Firooz Ghanbarzadeh, the director of technology services and solutions at CDW-G, speculated that the companies that "have tied themselves to the traditional work setting and view IT as a necessary evil have not succeeded" at telework.
The quality of telework technology and security are no longer major concerns because of high-speed Internet access, online collaboration tools and data protection, CDW-G and other management consultants said. The big barrier in the private sector is the bottom line, Ghanbarzadeh said.
Telework programs require forward-looking leaders who can see beyond the costs to the long-term benefits, he said. "My assumption is that the innovative companies are probably the ones who are taking advantage of it. The ones who are focused on the bottom line ... are probably not the ones taking advantage of it.

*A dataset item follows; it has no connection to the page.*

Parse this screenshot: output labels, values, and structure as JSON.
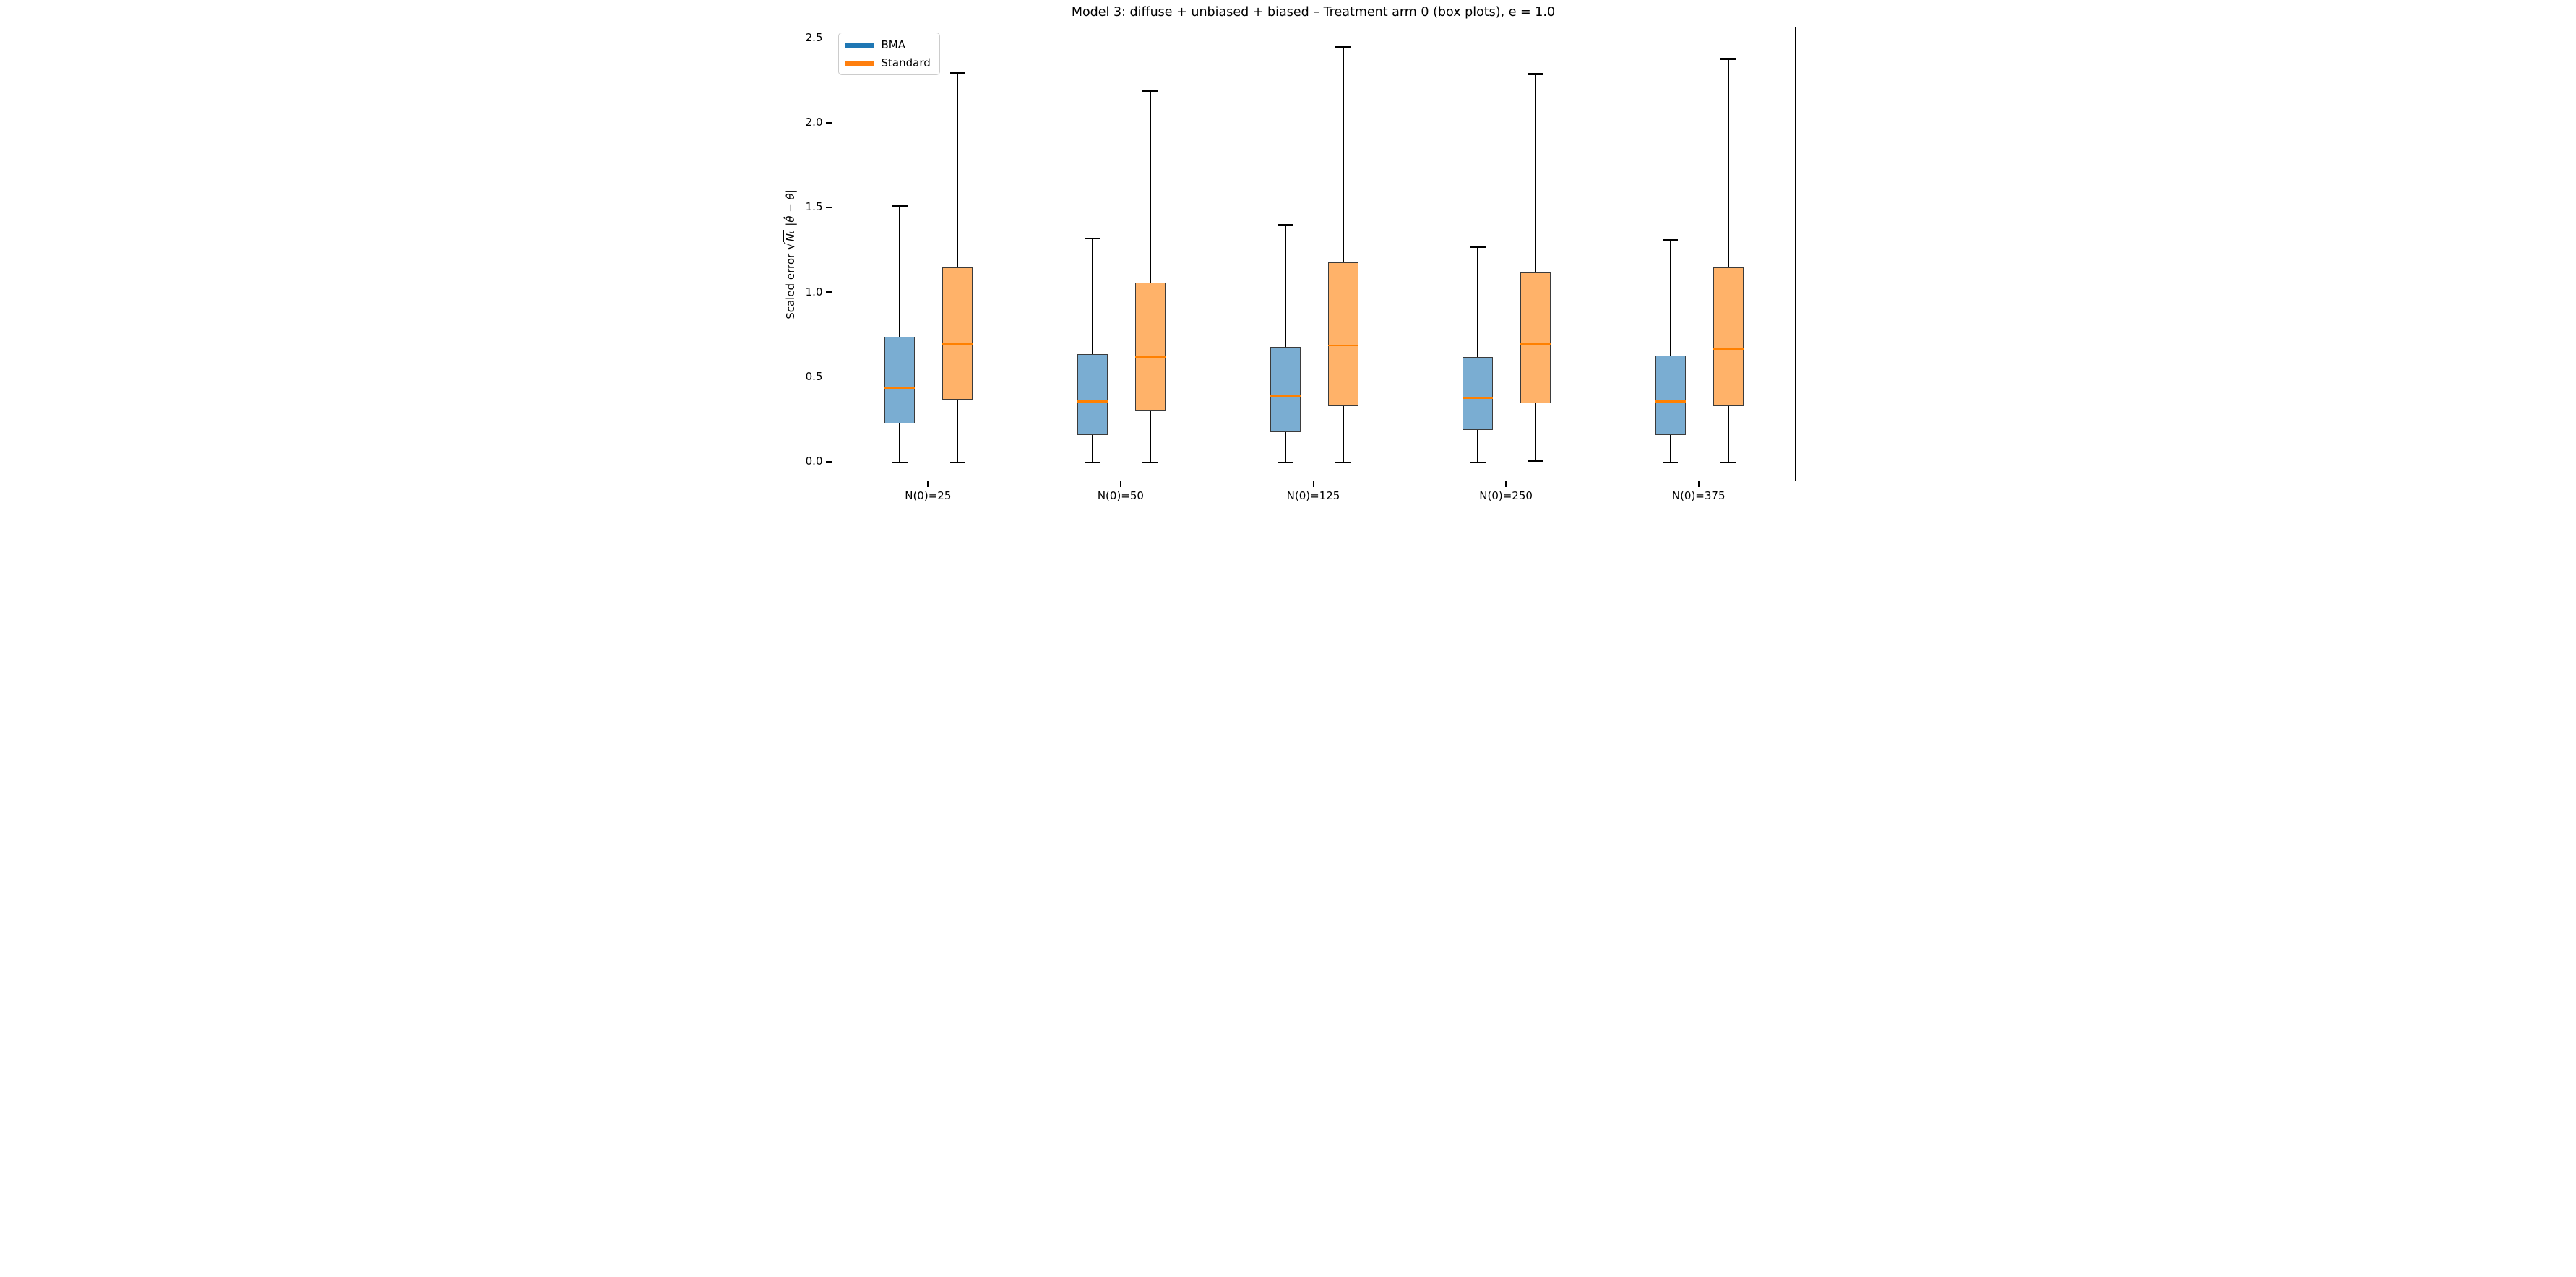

Creating telework is not without its investment and challenge."
Jon Hughes, vice president of the technology solutions group at the program management consulting firm Robbins-Gioia, said corporate telework decisions probably hinge on company definitions of success. No single sector is particularly best or worst at implementing telework, according to Ghanbarzadeh.
Tricia Davis-Muffett, Robbins-Gioia's vice president of marketing, said it should be noted that within the government, more people are eligible to telework than are actually allowed.
Legislation requires that many federal workers be eligible to telework, and based upon job description or statute, many positions are defined on paper as having the ability to telework. But supervisors and information technology policy may bar the employees from doing so.
The CDW-G study reports that more than half of federal employees are eligible to telework, but only 44 percent actually have permission. In the private sector, the disparity is smaller: Roughly 16 percent of employees are eligible, and 15 percent also have the option.
"This gap between policy and procedure is not entirely unexpected," Ghanbarzadeh said. "Federal managers are working to comply with a legislative mandate that some do not embrace. In the private sector, managerial preference is often policy; therefore, it is much more likely that policy and procedure are in agreement."